Le 5 mars 2025, BP a admis qu’elle réparait une fuite de gaz dans le champ gazier Grand Tortue Ahmeyim (GTA), situé au large de la frontière maritime entre le Sénégal et la Mauritanie. La fuite de gaz a été signalée le 19 février 2025, deux mois seulement après le début de la production. Exploitée par BP, Kosmos Energy, PETROSEN et SMH, la fuite a été découverte au niveau du puits A02, BP confirmant la présence de bulles de gaz sous-marines à faible débit.

La compagnie a déclaré à l’AFP qu’elle avait mobilisée des équipements et du personnel spécialisés pour résoudre le problème et a affirmé que la fuite ne présentait aucun risque pour les employés et que son impact sur l’environnement était négligeable.

Ces assurances n’ont pas été vérifiées de manière indépendante, et des inquiétudes persistent quant au manque de transparence et aux conséquences potentielles à long terme.

Selon Dr Momar Samb, docteur en géologie sédimentaire (Sénégal), « Cet accident n’est pas surprenant. BP ne maîtrise pas totalement l’exploitation offshore en grande profondeur. Rappelons-nous des fuites qui ont conduit à l’explosion de la plateforme pétrolière Deepwater Horizon, exploitée par BP dans le golfe du Mexique à seulement 1 500 mètres de profondeur au large de la Nouvelle-Orléans en 2010. Cette catastrophe a causé des décès, des blessures et une marée noire massive, entraînant un désastre écologique ».

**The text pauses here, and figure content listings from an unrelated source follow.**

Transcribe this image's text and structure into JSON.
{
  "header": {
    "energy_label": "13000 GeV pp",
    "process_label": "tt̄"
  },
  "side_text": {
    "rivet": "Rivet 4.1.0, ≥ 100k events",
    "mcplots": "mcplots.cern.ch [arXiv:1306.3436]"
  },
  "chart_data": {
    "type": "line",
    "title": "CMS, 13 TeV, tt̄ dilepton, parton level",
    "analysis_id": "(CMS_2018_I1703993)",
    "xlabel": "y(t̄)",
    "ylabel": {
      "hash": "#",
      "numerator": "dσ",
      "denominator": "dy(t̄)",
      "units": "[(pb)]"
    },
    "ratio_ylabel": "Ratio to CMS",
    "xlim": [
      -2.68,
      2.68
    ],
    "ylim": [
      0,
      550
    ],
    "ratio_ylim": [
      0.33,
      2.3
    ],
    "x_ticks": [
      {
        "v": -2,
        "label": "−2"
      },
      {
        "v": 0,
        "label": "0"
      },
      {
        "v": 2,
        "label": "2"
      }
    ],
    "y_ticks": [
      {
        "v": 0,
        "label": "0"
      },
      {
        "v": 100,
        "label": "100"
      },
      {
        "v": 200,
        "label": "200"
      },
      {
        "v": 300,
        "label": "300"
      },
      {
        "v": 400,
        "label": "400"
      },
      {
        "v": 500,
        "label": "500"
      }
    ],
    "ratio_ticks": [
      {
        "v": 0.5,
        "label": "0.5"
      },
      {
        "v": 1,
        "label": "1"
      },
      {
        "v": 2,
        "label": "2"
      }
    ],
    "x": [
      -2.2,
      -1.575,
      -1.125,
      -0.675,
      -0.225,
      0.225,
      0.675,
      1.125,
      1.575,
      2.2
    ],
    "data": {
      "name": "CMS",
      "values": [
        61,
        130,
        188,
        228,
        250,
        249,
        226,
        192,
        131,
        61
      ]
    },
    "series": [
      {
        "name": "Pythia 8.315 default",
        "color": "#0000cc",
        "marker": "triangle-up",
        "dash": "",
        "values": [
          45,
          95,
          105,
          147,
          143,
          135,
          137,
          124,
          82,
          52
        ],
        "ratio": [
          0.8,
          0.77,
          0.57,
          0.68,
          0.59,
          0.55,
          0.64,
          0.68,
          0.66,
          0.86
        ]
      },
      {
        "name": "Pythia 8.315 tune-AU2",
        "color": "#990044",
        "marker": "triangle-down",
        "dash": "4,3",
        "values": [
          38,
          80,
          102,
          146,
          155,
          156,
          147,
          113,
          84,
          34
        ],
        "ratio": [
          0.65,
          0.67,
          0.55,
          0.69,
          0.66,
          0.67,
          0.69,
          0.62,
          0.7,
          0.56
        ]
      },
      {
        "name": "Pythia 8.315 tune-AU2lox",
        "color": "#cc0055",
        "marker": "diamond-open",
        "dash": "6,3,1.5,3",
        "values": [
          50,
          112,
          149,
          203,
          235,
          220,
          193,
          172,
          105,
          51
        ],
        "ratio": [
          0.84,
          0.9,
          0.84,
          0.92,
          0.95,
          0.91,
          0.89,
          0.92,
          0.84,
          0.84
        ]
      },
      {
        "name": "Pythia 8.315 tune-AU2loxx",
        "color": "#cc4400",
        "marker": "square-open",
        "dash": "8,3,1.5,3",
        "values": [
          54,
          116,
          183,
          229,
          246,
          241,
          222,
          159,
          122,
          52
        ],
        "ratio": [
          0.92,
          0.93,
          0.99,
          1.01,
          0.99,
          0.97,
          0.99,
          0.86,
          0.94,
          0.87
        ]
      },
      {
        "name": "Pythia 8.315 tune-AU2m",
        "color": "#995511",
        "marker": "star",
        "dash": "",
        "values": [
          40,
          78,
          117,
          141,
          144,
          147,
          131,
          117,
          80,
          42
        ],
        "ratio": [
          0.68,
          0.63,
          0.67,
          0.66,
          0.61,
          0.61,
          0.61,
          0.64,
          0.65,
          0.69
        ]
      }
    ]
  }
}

Le gouvernement mauritanien a reconnu l’incident, déclarant qu’il travaillait en étroite collaboration avec les autorités sénégalaises dans le cadre d’une enquête approfondie visant à contenir la fuite et à évaluer son impact sur l’environnement.

Le gouvernement sénégalais n’a publié aucune communication officielle concernant la fuite de gaz, ce qui soulève des inquiétudes quant à l’accès du public à l’information et à la surveillance réglementaire.

Ce manque de transparence a alarmé les groupes de la société civile, notamment le groupe de réflexion LEGS-Africa, basé à Dakar, qui a souligné l’urgence d’informer le public sur les causes, l’ampleur et les conséquences de la fuite.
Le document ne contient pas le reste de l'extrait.